Have done both ways (with just the last 4" of the rammer and with short starter).

As I mature in my shooting (aka "get old and lazy") I have minimized what I carry. Never have used a seperate range rod. My current rifle does well with a load that I don't need a short starter to get seated or started . . . so it mostly stays home. If I plan on a LOT of shooting I take a little one just cause it's easier on cold fingers.

You don't need one with a ball block. But it certainly doesn't hurt. I have a five shot block that has a little "stub starter" that I occasionally carry. I whittled it from a 1/2" thick piece of maple and left a 1-1/2" stub. Just the ticket for pushing balls out of the block. But I get by with just the last bit of the rammer. Mine are tapered and that helps a lot.

IM000565a.jpg
 
Short starts are cheap even cheaper if you make them. Some fancy bought ones have a muzzle guide. I made one and installed a guide. I cannot visualize using a loading block without a starter but I use a ball and patch some consider tight (.535 or .395 ball and .018-.020 patch).

Range rods are good to have if you are loading at a bench, table or pickup tail gate where you don't have to tote 'em. They save breaking a wood ram rod and possibly perforating a hand.

Hunting I load at the camp or truck using the tight ball/patch a short start and range rod.

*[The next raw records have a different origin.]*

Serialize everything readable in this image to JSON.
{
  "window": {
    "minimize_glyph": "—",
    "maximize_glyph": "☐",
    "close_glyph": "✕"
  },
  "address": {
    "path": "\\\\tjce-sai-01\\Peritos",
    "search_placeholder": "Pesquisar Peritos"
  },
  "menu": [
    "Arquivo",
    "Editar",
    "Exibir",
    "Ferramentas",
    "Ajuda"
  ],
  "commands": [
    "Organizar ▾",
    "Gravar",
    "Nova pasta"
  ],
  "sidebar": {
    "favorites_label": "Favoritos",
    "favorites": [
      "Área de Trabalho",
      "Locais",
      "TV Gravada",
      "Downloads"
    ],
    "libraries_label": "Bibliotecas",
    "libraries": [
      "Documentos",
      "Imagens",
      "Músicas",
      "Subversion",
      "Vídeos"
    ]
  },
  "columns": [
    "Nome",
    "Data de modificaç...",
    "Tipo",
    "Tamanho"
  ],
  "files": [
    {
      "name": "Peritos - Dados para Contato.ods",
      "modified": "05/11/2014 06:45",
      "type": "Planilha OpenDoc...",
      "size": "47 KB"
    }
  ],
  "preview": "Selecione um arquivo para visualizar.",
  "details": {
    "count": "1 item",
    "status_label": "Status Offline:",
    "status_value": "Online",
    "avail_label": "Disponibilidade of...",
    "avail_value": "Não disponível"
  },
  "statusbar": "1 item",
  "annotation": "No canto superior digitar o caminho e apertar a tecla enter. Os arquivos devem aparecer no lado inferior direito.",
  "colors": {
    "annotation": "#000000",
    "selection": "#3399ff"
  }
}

Subsequent shots are loaded with a smaller ball and patch (.530 or .390 and .015) so a short start isn't needed and is easier on the wood rod. I do use a button or nubbin to get the ball below the muzzle far enough to cut the patch.

When using a wood rods always use short strokes like 4"-6" to minimize possibility of breaking the rod even with the easier loading combination.
TC
 
My loads usually require a starter.....that said I went hunting one day and forgot it.....so I used my powder flask as a starter....it worked....
 
I've just about quit using a starter, except with my smallest calibers and loading blocks. Not that I'm feeling particularly correct in stopping with the starter, rather it's a case of one less thing to carry and keep track of.

Since I'm mostly cutting at the muzzle, I start the ball with thumb pressure, then lay my knife blade flat across the top of the ball and give it a good whack with my closed fist. It's down far enough I can cut the patch and switch to my rod.

In larger calibers with the loading block, I just reach in with my finger to push the ball down onto the muzzle, then do the same with the knife.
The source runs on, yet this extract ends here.